The Pittsburgh study of insulin-dependent diabetes mellitus. Risk for diabetes among relatives of IDDM.
ABSTRACT AN analysis has been made of the family histories of a survey of 1280 cases of IDDM entering Children's Hospital of Pittsburgh between December 31, 1964 and January 1, 1981, discharged on insulin and initial age of onset under 17 yr. Family histories revealed an increased occurrence of IDDM among relatives in the affected families. The risk to siblings was estimated by age-corrected proband exclusion (3.3%) by age 20 and by the Li-Mantel segregation ratio estimator (6.0%). The comparison of these risk measures is discussed. The occurrence of IDDM among the parents is 2.6% and of NIDDM among the parents is 2.4%. A comparison of risk to relatives (parents, sibs, uncles, half-sibs) observed in the Pittsburgh Study to those of six other studies reveal essentially equivalent rates.
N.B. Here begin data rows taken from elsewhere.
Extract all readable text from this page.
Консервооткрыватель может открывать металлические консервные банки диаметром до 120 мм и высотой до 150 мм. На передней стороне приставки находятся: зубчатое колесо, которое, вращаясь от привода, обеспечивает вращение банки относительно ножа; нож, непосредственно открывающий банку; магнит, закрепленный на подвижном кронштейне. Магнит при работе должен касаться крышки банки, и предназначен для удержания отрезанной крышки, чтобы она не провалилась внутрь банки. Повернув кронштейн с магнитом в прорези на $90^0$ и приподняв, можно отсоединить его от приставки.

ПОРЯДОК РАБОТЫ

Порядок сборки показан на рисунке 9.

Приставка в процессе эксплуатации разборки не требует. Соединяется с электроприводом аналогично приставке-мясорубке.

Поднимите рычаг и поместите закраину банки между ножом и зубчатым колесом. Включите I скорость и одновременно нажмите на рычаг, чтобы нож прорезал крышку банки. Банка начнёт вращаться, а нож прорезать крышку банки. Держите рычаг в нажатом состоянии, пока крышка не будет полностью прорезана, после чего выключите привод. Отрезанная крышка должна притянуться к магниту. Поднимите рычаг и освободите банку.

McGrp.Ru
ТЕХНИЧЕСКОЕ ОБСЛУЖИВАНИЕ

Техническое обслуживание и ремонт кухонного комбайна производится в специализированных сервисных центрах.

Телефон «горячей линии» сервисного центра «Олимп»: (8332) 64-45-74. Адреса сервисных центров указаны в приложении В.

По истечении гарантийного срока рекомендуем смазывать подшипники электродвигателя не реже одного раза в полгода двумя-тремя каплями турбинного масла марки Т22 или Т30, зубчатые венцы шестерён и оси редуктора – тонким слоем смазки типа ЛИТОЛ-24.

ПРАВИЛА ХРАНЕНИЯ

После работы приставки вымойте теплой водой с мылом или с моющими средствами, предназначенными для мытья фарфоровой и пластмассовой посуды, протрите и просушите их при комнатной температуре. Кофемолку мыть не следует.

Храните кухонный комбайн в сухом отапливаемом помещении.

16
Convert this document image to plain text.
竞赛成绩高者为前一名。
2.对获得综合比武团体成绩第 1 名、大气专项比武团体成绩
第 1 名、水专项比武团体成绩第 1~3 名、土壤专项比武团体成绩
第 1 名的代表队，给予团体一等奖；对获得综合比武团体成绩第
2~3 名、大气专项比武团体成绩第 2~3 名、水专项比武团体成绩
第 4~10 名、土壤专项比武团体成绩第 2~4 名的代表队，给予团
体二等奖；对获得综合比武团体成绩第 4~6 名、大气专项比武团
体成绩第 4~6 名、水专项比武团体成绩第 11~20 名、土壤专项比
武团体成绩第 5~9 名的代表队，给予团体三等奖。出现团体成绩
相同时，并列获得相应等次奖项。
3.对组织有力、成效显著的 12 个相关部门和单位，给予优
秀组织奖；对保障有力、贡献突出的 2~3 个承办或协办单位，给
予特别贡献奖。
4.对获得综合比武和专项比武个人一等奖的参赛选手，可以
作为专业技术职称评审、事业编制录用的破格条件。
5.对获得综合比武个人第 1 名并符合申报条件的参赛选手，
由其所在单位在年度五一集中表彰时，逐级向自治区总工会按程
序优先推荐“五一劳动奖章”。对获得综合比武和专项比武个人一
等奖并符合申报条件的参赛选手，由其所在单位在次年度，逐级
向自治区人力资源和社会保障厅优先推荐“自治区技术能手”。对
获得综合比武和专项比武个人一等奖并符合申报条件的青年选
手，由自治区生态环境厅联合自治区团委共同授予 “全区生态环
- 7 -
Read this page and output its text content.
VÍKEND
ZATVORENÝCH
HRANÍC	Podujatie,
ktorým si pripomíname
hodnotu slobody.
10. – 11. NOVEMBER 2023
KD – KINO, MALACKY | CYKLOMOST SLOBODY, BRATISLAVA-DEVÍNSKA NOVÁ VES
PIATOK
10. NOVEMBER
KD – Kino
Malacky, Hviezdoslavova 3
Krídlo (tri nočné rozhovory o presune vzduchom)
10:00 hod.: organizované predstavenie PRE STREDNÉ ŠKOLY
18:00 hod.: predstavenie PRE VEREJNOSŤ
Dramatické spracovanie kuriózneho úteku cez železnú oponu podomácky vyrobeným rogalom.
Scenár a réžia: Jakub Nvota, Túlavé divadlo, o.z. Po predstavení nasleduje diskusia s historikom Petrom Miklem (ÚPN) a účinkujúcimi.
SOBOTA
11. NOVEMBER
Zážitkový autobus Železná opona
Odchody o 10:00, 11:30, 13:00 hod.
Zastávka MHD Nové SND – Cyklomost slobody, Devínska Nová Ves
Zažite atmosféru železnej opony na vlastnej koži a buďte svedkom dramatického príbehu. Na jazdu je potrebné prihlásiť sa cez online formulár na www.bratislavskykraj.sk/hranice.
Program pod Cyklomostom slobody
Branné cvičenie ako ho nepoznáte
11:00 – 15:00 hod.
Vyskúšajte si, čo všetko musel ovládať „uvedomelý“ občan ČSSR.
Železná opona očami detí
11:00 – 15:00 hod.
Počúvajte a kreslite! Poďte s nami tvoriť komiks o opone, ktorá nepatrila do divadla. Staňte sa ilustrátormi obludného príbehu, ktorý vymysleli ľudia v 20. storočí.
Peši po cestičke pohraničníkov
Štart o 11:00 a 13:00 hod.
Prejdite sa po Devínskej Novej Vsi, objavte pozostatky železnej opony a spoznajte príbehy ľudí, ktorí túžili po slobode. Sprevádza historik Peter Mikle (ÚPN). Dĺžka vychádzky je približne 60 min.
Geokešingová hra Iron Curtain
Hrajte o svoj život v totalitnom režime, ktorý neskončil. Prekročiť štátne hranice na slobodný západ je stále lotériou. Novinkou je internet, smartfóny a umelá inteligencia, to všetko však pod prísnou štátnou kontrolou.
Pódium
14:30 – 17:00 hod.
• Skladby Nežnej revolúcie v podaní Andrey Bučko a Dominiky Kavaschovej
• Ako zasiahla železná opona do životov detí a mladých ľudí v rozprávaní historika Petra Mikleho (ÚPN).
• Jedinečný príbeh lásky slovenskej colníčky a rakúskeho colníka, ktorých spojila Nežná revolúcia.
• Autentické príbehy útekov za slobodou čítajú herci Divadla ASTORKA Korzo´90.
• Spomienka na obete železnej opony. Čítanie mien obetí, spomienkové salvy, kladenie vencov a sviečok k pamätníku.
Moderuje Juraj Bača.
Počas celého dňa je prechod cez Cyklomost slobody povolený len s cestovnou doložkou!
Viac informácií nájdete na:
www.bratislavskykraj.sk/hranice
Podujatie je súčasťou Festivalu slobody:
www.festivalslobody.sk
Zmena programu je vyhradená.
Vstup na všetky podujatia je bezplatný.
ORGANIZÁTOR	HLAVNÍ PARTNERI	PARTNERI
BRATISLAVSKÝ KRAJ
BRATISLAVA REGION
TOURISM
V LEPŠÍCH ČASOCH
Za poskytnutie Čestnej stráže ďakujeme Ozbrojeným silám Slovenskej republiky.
There is no increased risk to siblings of a diabetic who had an early age of onset. There is an increased risk to siblings of a diabetic (10.5%) in families where at least one parent has insulin-dependent diabetes mellitus (IDDM) and also an increased risk to siblings of a diabetic (8.8%) when at least one parent has non-insulin-dependent diabetes (NIDDM). The average age of onset for second cases in a family is significantly older than age of onset in single case families.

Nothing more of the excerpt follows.